Not a giant pelican fan

The Council prophets stated, ‘build a giant pelican and they will come’.
We read that Central Coast Council has approved the funds to build a giant pelican at the Entrance.
We can only be reminded of stories of Papua New Guinea highland tribes who, after seeing/being told of aircraft unloading war supplies, post war, created aircraft structures on cleared fields in the hope the aircraft of plenty would return to land near their villages, with their cargo of plenty.
Thus, the cargo cult was created, and lives to this day, it appears, locally.
We are all for activities being held at The Entrance for the benefit of business, and the entertainment of tourists and locals, Chromefest and the New Year’s Eve fireworks being two excellent examples.

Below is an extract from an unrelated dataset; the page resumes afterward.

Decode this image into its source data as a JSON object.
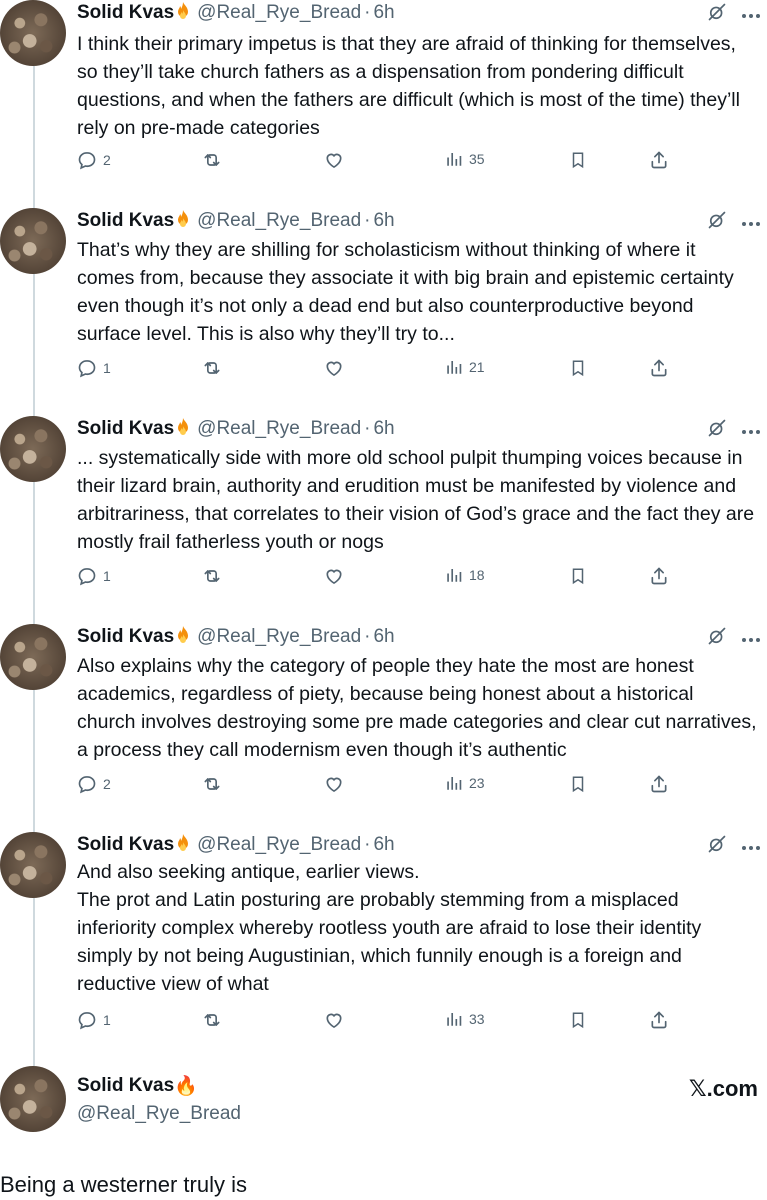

However, wasting public money on giants just doesn’t make financial sense when so much else needs to be addressed in the area.
Maybe the Council could run a giant pothole festival, or 4WD test driving along public streets that call out for resurfacing or complete restoration, such as Manning Rd, northern Oakland Ave or sections of Tuggerah Pde and many other streets.
One mention was made of the opportunity for giant pelican selfie taking.
How about a clean-up plastic competition by a treasure hunt of the Tuggerah Lake foreshore and The Entrance streets, with visitors taking selfie’s in front of the giant pile of rubbish that awaits collection every day (bottles and/or tops, coffee cups, fast food containers, bait bags, Styrofoam cups and pieces, sundry other bits of throwaway plastic, if anyone cares to pick it up from any street, the lake or its environs.
They would really be rewarded after existing events, or most summer weekends, when the overflowing park garbage bins content blows into the waterways.
Further, giants are usually associated with a theme park or business.
The giant pineapple and banana, two examples, are giants spawned from the need to attract patrons to the respective commercial enterprises.
The Entrance already has many such attractions, the most pertinent example being the daily pelican feeding.
If the Council wishes to promote The Entrance as a tourist destination, we would expect a cheaper option be considered than some giant caricature.
We would seek to promote the area’s natural wonders and keeping them as such.